The first time I dived, my mind opened to a new ecstasy. It was so incredibly beautiful. I knew why I was there. Because I could not have denied myself that experience. And I was so comfortable, I was not aware of anything except the sheer wonder of it all. That's when I thought I am content to live here forever. And with that the last flashes of fear had gone.
When I emerged, the divers looked at me with detached concern. Several of them discussed the experience with me. One asked, did you feel scared to flip backwards off the boat into the water. I was not even aware of fear. Had you closed your mind to shut out the experience, I was asked. No, it wasn't there. Another asked, was it difficult breathing through the mouthpiece? I said, "If Pari didn't do it for me, I did it for myself." I was too busy enjoying myself to be aware that there was anything I had to do. And indeed, that was all I did during the dive - respond with unabashed joy. I only wanted to go further into the ocean, deep into the blue.
About my first dive, I wrote:
I am the Ocean, I said. I am.

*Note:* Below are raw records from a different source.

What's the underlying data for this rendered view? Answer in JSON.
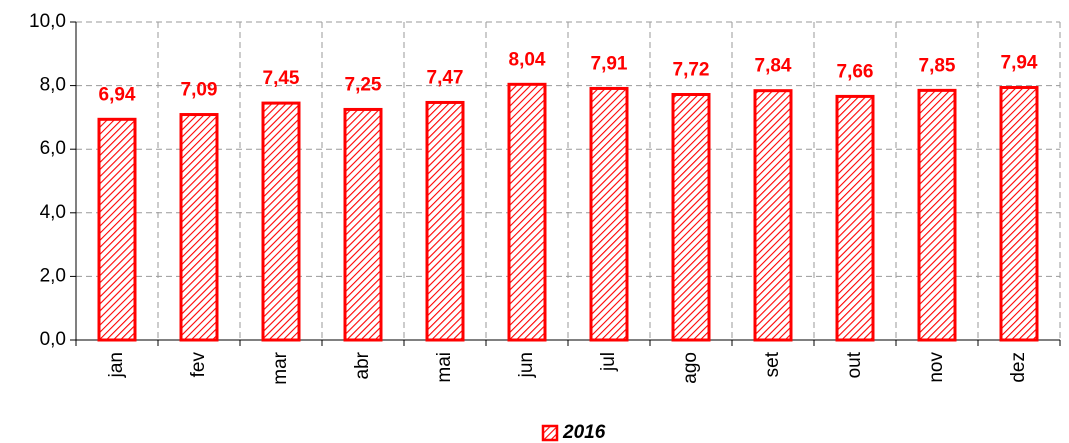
{
  "chart_data": {
    "type": "bar",
    "categories": [
      "jan",
      "fev",
      "mar",
      "abr",
      "mai",
      "jun",
      "jul",
      "ago",
      "set",
      "out",
      "nov",
      "dez"
    ],
    "series": [
      {
        "name": "2016",
        "color": "#ff0000",
        "values": [
          6.94,
          7.09,
          7.45,
          7.25,
          7.47,
          8.04,
          7.91,
          7.72,
          7.84,
          7.66,
          7.85,
          7.94
        ],
        "value_labels": [
          "6,94",
          "7,09",
          "7,45",
          "7,25",
          "7,47",
          "8,04",
          "7,91",
          "7,72",
          "7,84",
          "7,66",
          "7,85",
          "7,94"
        ]
      }
    ],
    "ylim": [
      0,
      10
    ],
    "yticks": [
      {
        "value": 0,
        "label": "0,0"
      },
      {
        "value": 2,
        "label": "2,0"
      },
      {
        "value": 4,
        "label": "4,0"
      },
      {
        "value": 6,
        "label": "6,0"
      },
      {
        "value": 8,
        "label": "8,0"
      },
      {
        "value": 10,
        "label": "10,0"
      }
    ],
    "grid": true,
    "legend": "bottom"
  }
}
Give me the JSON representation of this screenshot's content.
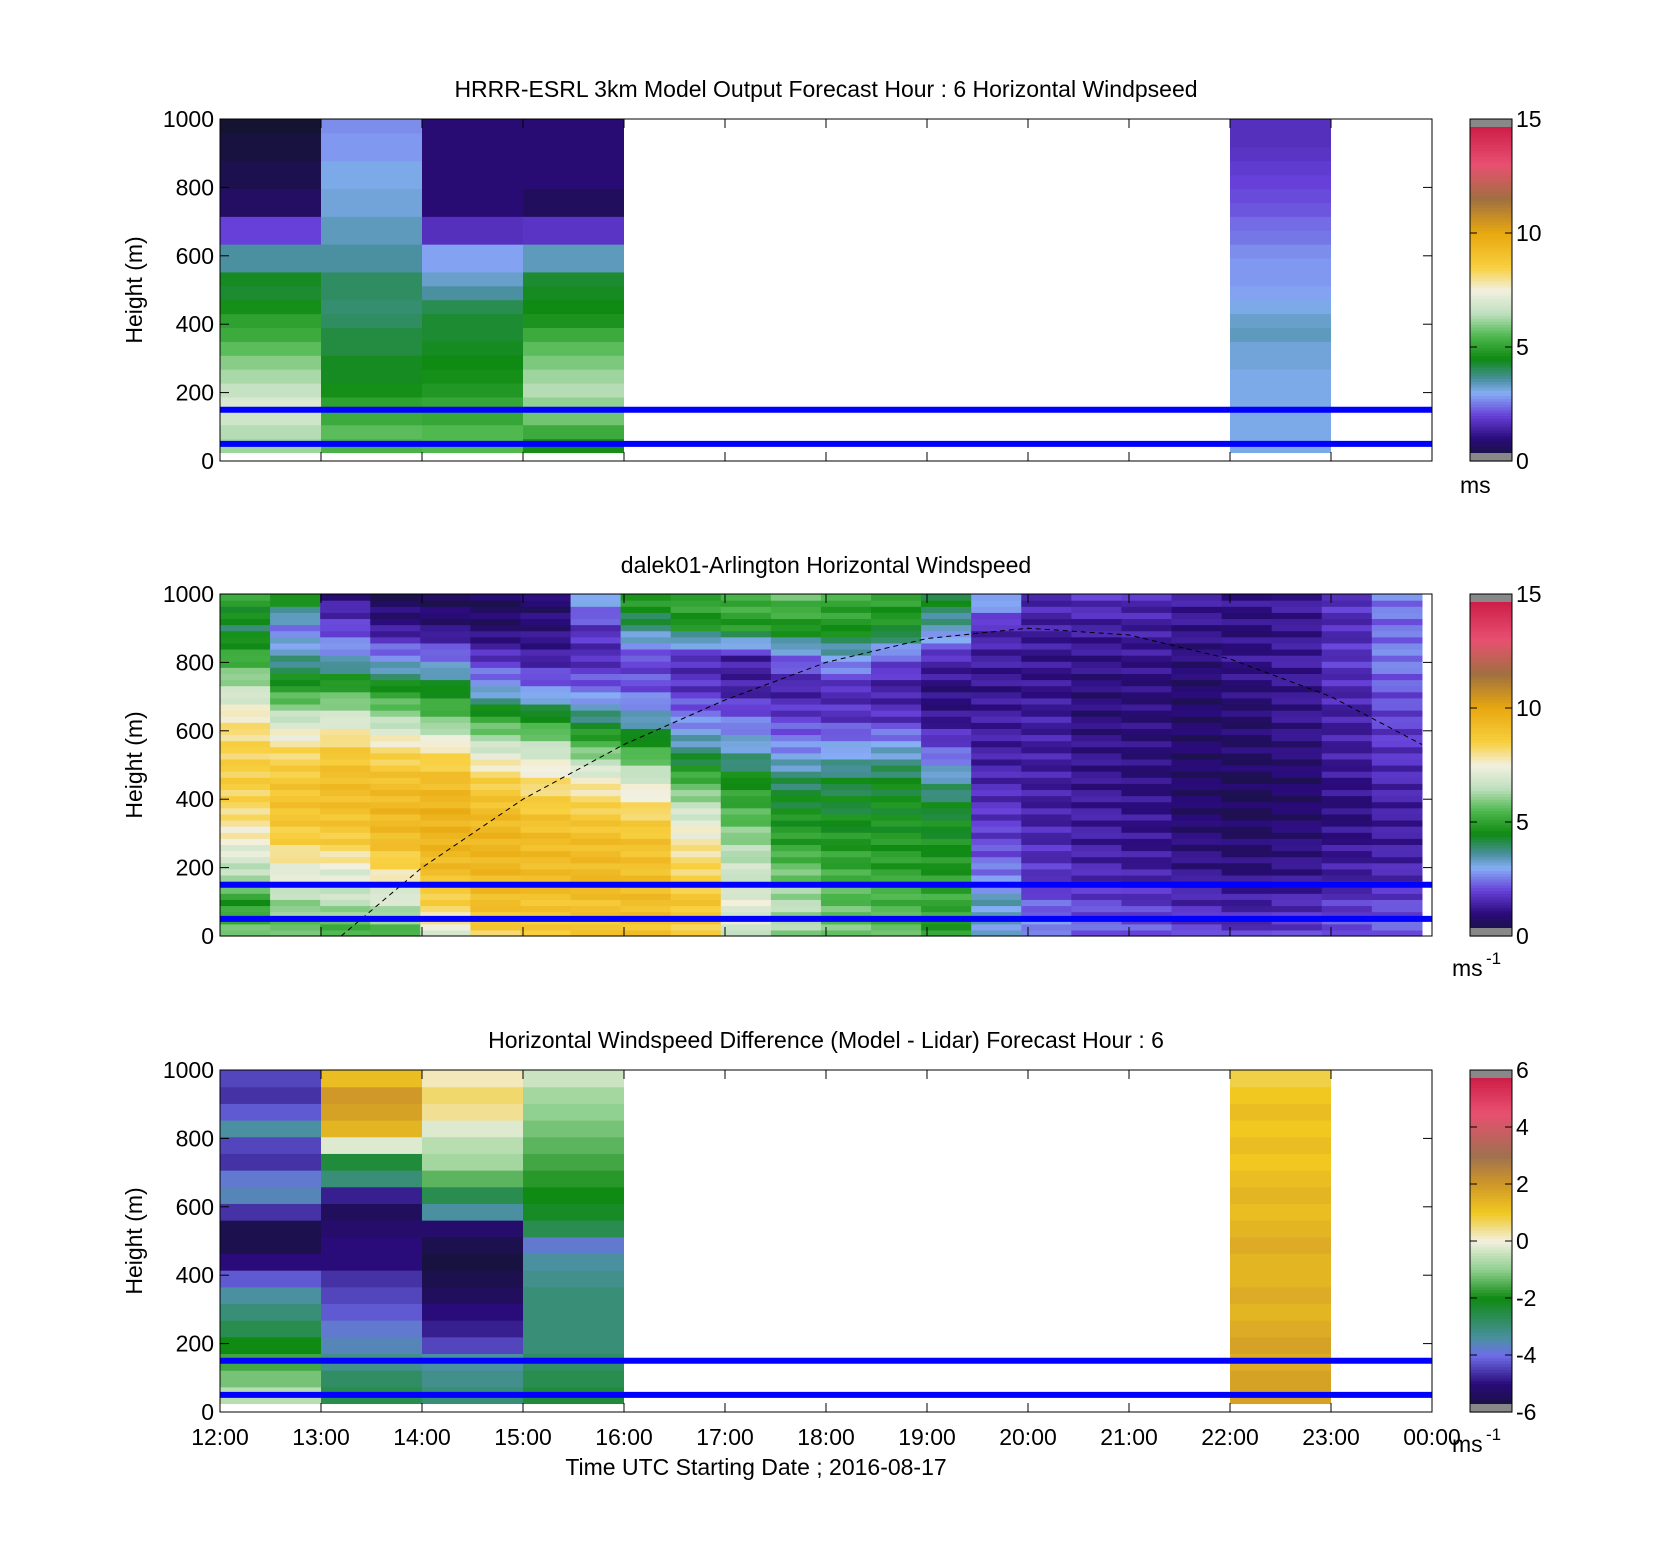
{
  "chart_data": [
    {
      "type": "heatmap",
      "title": "HRRR-ESRL 3km Model Output   Forecast Hour : 6 Horizontal Windpseed",
      "ylabel": "Height (m)",
      "xlabel": "",
      "ylim": [
        0,
        1000
      ],
      "xlim": [
        12,
        24
      ],
      "y_ticks": [
        "0",
        "200",
        "400",
        "600",
        "800",
        "1000"
      ],
      "colorbar": {
        "ticks": [
          "0",
          "5",
          "10",
          "15"
        ],
        "range": [
          0,
          15
        ],
        "unit": "ms",
        "unit_sup": "",
        "scheme": "speed"
      },
      "hlines": [
        50,
        150
      ],
      "columns": [
        {
          "start": 12,
          "end": 13,
          "bottom": 25,
          "top": 1000,
          "values": [
            6.2,
            6.4,
            6.8,
            7.0,
            6.6,
            6.3,
            6.0,
            5.6,
            5.2,
            5.0,
            4.6,
            4.3,
            4.4,
            3.6,
            3.6,
            2.0,
            2.0,
            0.7,
            0.7,
            0.4,
            0.4,
            0.2,
            0.2,
            0.0
          ]
        },
        {
          "start": 13,
          "end": 14,
          "bottom": 25,
          "top": 1000,
          "values": [
            5.4,
            5.6,
            5.2,
            5.0,
            4.6,
            4.4,
            4.4,
            4.2,
            4.2,
            4.0,
            3.9,
            4.0,
            4.0,
            3.6,
            3.6,
            3.4,
            3.4,
            3.2,
            3.2,
            3.1,
            3.1,
            2.8,
            2.8,
            2.7
          ]
        },
        {
          "start": 14,
          "end": 15,
          "bottom": 25,
          "top": 1000,
          "values": [
            5.5,
            5.5,
            5.1,
            5.1,
            4.8,
            4.6,
            4.5,
            4.4,
            4.3,
            4.3,
            4.1,
            3.6,
            3.3,
            2.9,
            2.9,
            1.7,
            1.7,
            0.9,
            0.9,
            0.9,
            0.9,
            0.9,
            0.9,
            0.9
          ]
        },
        {
          "start": 15,
          "end": 16,
          "bottom": 25,
          "top": 1000,
          "values": [
            4.6,
            5.2,
            5.8,
            6.1,
            6.4,
            6.2,
            5.9,
            5.6,
            5.2,
            4.7,
            4.5,
            4.4,
            4.3,
            3.4,
            3.4,
            1.8,
            1.8,
            0.6,
            0.6,
            0.9,
            0.9,
            0.9,
            0.9,
            0.9
          ]
        },
        {
          "start": 22,
          "end": 23,
          "bottom": 25,
          "top": 1000,
          "values": [
            3.1,
            3.1,
            3.1,
            3.1,
            3.1,
            3.1,
            3.2,
            3.2,
            3.4,
            3.3,
            3.1,
            2.9,
            2.8,
            2.8,
            2.7,
            2.5,
            2.4,
            2.2,
            2.1,
            2.0,
            1.9,
            1.8,
            1.7,
            1.7
          ]
        }
      ]
    },
    {
      "type": "heatmap",
      "title": "dalek01-Arlington  Horizontal Windspeed",
      "ylabel": "Height (m)",
      "xlabel": "",
      "ylim": [
        0,
        1000
      ],
      "xlim": [
        12,
        24
      ],
      "y_ticks": [
        "0",
        "200",
        "400",
        "600",
        "800",
        "1000"
      ],
      "colorbar": {
        "ticks": [
          "0",
          "5",
          "10",
          "15"
        ],
        "range": [
          0,
          15
        ],
        "unit": "ms",
        "unit_sup": "-1",
        "scheme": "speed"
      },
      "hlines": [
        50,
        150
      ],
      "overlay_curve": {
        "style": "dashed",
        "points": [
          [
            13.2,
            0
          ],
          [
            14.0,
            200
          ],
          [
            15.0,
            400
          ],
          [
            16.0,
            560
          ],
          [
            17.0,
            690
          ],
          [
            18.0,
            800
          ],
          [
            19.0,
            870
          ],
          [
            20.0,
            900
          ],
          [
            21.0,
            880
          ],
          [
            22.0,
            810
          ],
          [
            23.0,
            700
          ],
          [
            23.9,
            560
          ]
        ]
      },
      "grid": {
        "x_start": 12,
        "x_end": 23.9,
        "y_bottom": 0,
        "y_top": 1000,
        "profiles": [
          {
            "x": 12.0,
            "v": [
              5.8,
              4.8,
              6.5,
              7.5,
              8.2,
              8.6,
              8.4,
              7.9,
              6.6,
              5.2,
              4.2,
              5.0
            ]
          },
          {
            "x": 12.5,
            "v": [
              5.6,
              6.2,
              7.2,
              8.5,
              9.0,
              8.8,
              8.2,
              6.8,
              5.0,
              3.6,
              2.6,
              4.8
            ]
          },
          {
            "x": 13.0,
            "v": [
              5.2,
              6.5,
              7.2,
              8.6,
              9.1,
              9.2,
              8.7,
              7.0,
              5.2,
              3.2,
              2.0,
              1.2
            ]
          },
          {
            "x": 13.5,
            "v": [
              5.4,
              6.8,
              8.0,
              9.2,
              9.4,
              9.1,
              8.2,
              6.4,
              4.8,
              2.8,
              1.2,
              0.6
            ]
          },
          {
            "x": 14.0,
            "v": [
              7.2,
              8.5,
              9.2,
              9.5,
              9.6,
              9.2,
              8.0,
              5.8,
              4.5,
              2.6,
              1.0,
              0.6
            ]
          },
          {
            "x": 14.5,
            "v": [
              8.5,
              9.2,
              9.4,
              9.5,
              9.2,
              8.5,
              7.0,
              5.2,
              3.0,
              1.8,
              0.8,
              0.6
            ]
          },
          {
            "x": 15.0,
            "v": [
              8.6,
              9.0,
              9.2,
              9.3,
              8.8,
              8.0,
              6.8,
              4.8,
              2.6,
              1.4,
              1.0,
              0.8
            ]
          },
          {
            "x": 15.5,
            "v": [
              8.8,
              9.1,
              9.3,
              9.2,
              8.6,
              7.6,
              5.8,
              4.0,
              2.4,
              1.6,
              1.8,
              3.0
            ]
          },
          {
            "x": 16.0,
            "v": [
              8.9,
              9.2,
              9.1,
              9.0,
              8.3,
              7.0,
              5.2,
              3.4,
              2.2,
              2.0,
              3.8,
              5.0
            ]
          },
          {
            "x": 16.5,
            "v": [
              8.6,
              8.9,
              8.4,
              7.8,
              6.8,
              5.4,
              3.8,
              2.6,
              1.8,
              1.6,
              4.6,
              5.2
            ]
          },
          {
            "x": 17.0,
            "v": [
              6.8,
              7.2,
              6.8,
              6.2,
              5.4,
              4.6,
              3.4,
              2.4,
              1.4,
              1.4,
              4.8,
              5.4
            ]
          },
          {
            "x": 17.5,
            "v": [
              6.2,
              6.4,
              5.8,
              5.0,
              4.6,
              4.0,
              2.8,
              2.0,
              1.4,
              2.4,
              4.8,
              5.6
            ]
          },
          {
            "x": 18.0,
            "v": [
              5.8,
              5.6,
              5.2,
              4.8,
              4.4,
              4.2,
              3.0,
              1.8,
              1.6,
              3.0,
              4.8,
              5.2
            ]
          },
          {
            "x": 18.5,
            "v": [
              5.6,
              5.4,
              5.0,
              4.8,
              4.6,
              4.4,
              3.2,
              1.8,
              1.4,
              2.2,
              4.6,
              5.0
            ]
          },
          {
            "x": 19.0,
            "v": [
              4.8,
              5.2,
              4.8,
              4.6,
              4.4,
              3.6,
              2.2,
              1.2,
              1.0,
              1.6,
              3.4,
              4.4
            ]
          },
          {
            "x": 19.5,
            "v": [
              3.2,
              3.4,
              2.6,
              2.0,
              1.8,
              1.6,
              1.4,
              1.4,
              1.2,
              1.4,
              1.6,
              3.2
            ]
          },
          {
            "x": 20.0,
            "v": [
              2.8,
              2.2,
              1.8,
              1.6,
              1.4,
              1.4,
              1.4,
              1.4,
              1.2,
              1.2,
              1.4,
              1.6
            ]
          },
          {
            "x": 20.5,
            "v": [
              2.4,
              2.0,
              1.6,
              1.4,
              1.4,
              1.2,
              1.2,
              1.0,
              1.0,
              1.2,
              1.4,
              1.8
            ]
          },
          {
            "x": 21.0,
            "v": [
              2.2,
              1.8,
              1.4,
              1.2,
              1.2,
              1.0,
              1.0,
              1.0,
              1.0,
              1.2,
              1.4,
              1.6
            ]
          },
          {
            "x": 21.5,
            "v": [
              2.0,
              1.6,
              1.2,
              1.0,
              0.8,
              0.8,
              0.8,
              0.8,
              0.8,
              1.0,
              1.2,
              1.4
            ]
          },
          {
            "x": 22.0,
            "v": [
              1.8,
              1.4,
              1.0,
              0.8,
              0.6,
              0.6,
              0.8,
              0.8,
              1.0,
              1.2,
              1.0,
              1.2
            ]
          },
          {
            "x": 22.5,
            "v": [
              2.0,
              1.6,
              1.2,
              1.0,
              0.8,
              0.8,
              1.0,
              1.2,
              1.2,
              1.4,
              1.2,
              1.4
            ]
          },
          {
            "x": 23.0,
            "v": [
              2.2,
              1.8,
              1.4,
              1.2,
              1.0,
              1.2,
              1.4,
              1.4,
              1.6,
              1.8,
              1.6,
              1.8
            ]
          },
          {
            "x": 23.5,
            "v": [
              2.4,
              2.0,
              1.6,
              1.4,
              1.4,
              1.6,
              1.8,
              2.0,
              2.2,
              2.6,
              2.4,
              2.6
            ]
          }
        ]
      }
    },
    {
      "type": "heatmap",
      "title": "Horizontal Windspeed Difference (Model - Lidar) Forecast Hour : 6",
      "ylabel": "Height (m)",
      "xlabel": "Time UTC  Starting Date ; 2016-08-17",
      "ylim": [
        0,
        1000
      ],
      "xlim": [
        12,
        24
      ],
      "x_ticks": [
        "12:00",
        "13:00",
        "14:00",
        "15:00",
        "16:00",
        "17:00",
        "18:00",
        "19:00",
        "20:00",
        "21:00",
        "22:00",
        "23:00",
        "00:00"
      ],
      "y_ticks": [
        "0",
        "200",
        "400",
        "600",
        "800",
        "1000"
      ],
      "colorbar": {
        "ticks": [
          "-6",
          "-4",
          "-2",
          "0",
          "2",
          "4",
          "6"
        ],
        "range": [
          -6,
          6
        ],
        "unit": "ms",
        "unit_sup": "-1",
        "scheme": "diff"
      },
      "hlines": [
        50,
        150
      ],
      "columns": [
        {
          "start": 12,
          "end": 13,
          "bottom": 25,
          "top": 1000,
          "values": [
            -0.6,
            -1.2,
            -1.6,
            -2.0,
            -2.6,
            -3.0,
            -3.4,
            -4.2,
            -5.0,
            -5.6,
            -5.6,
            -4.6,
            -3.6,
            -3.8,
            -4.6,
            -4.4,
            -3.4,
            -4.2,
            -4.6,
            -4.4
          ]
        },
        {
          "start": 13,
          "end": 14,
          "bottom": 25,
          "top": 1000,
          "values": [
            -2.6,
            -2.8,
            -3.2,
            -3.6,
            -3.8,
            -4.2,
            -4.4,
            -4.6,
            -5.0,
            -5.0,
            -5.2,
            -5.4,
            -4.8,
            -3.0,
            -2.4,
            -0.2,
            1.4,
            1.8,
            2.0,
            1.2
          ]
        },
        {
          "start": 14,
          "end": 15,
          "bottom": 25,
          "top": 1000,
          "values": [
            -3.0,
            -3.2,
            -3.4,
            -4.4,
            -4.8,
            -5.0,
            -5.4,
            -5.6,
            -5.8,
            -5.6,
            -5.2,
            -3.4,
            -2.6,
            -1.4,
            -0.8,
            -0.6,
            -0.2,
            0.4,
            0.6,
            0.2
          ]
        },
        {
          "start": 15,
          "end": 16,
          "bottom": 25,
          "top": 1000,
          "values": [
            -2.4,
            -2.6,
            -2.8,
            -3.0,
            -3.0,
            -3.0,
            -3.0,
            -3.2,
            -3.4,
            -3.8,
            -2.6,
            -2.2,
            -2.0,
            -1.8,
            -1.6,
            -1.4,
            -1.2,
            -1.0,
            -0.8,
            -0.4
          ]
        },
        {
          "start": 22,
          "end": 23,
          "bottom": 25,
          "top": 1000,
          "values": [
            1.8,
            1.8,
            1.6,
            1.8,
            1.6,
            1.4,
            1.6,
            1.4,
            1.4,
            1.6,
            1.4,
            1.2,
            1.4,
            1.2,
            1.0,
            1.2,
            1.0,
            1.2,
            1.0,
            0.8
          ]
        }
      ]
    }
  ]
}
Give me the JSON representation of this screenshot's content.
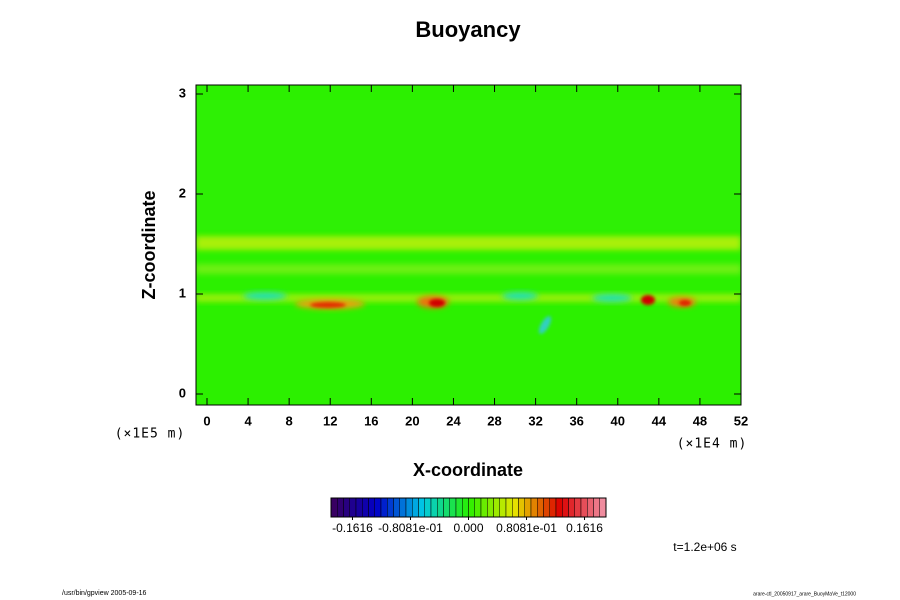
{
  "chart_data": {
    "type": "contour",
    "title": "Buoyancy",
    "xlabel": "X-coordinate",
    "ylabel": "Z-coordinate",
    "xunit": "(×1E4 m)",
    "yunit": "(×1E5 m)",
    "xlim": [
      -1.07,
      52
    ],
    "xticks": [
      0,
      4,
      8,
      12,
      16,
      20,
      24,
      28,
      32,
      36,
      40,
      44,
      48,
      52
    ],
    "ylim": [
      -0.11,
      3.09
    ],
    "yticks": [
      0,
      1,
      2,
      3
    ],
    "colorbar": {
      "lim": [
        -0.1915,
        0.1915
      ],
      "ticks": [
        {
          "value": -0.1616,
          "label": "-0.1616"
        },
        {
          "value": -0.08081,
          "label": "-0.8081e-01"
        },
        {
          "value": 0,
          "label": "0.000"
        },
        {
          "value": 0.08081,
          "label": "0.8081e-01"
        },
        {
          "value": 0.1616,
          "label": "0.1616"
        }
      ]
    },
    "annotation": "t=1.2e+06 s",
    "footer_left": "/usr/bin/gpview 2005-09-16",
    "footer_right": "arare-ctl_20050917_arare_BuoyMaVe_t12000"
  }
}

I know. And so I dived into the ocean to find manifested another realm. An eternity that cannot be logged in minutes. Another space beyond dimensions. In speechless wonder I saw beauty and perfection. I shared my joy with Pari, who had led me beyond the threshold of my last fears to know a new freedom. My first dive was a total experience.
After my second dive, I wrote: I entered the ocean, already strangely familiar. Surely I belong here. Is forever too long to stay here? The many splendoured corals, the myriad fish, the very seabed and the deep, vast blue beyond.
Parrot fish, angel fish: translucent colours, grace and light. And in the midst of the beauty and the glory, the fight for existence continues. A school of blue-lined surgeon fish arrive and eat the algae on the coral and move on, as the black-tailed surgeon fish that live in the coral, watch helplessly on.
I realised that I had conquered my last fear. I wrote to a psychiatrist friend, mentioning that I had unlocked the last doors of my mind, and in the process realised a new freedom. I had learnt that we are attached to our fears, because it is so comforting to retreat into them, never to confront them. He wrote back, "Welcome to the open doors of living."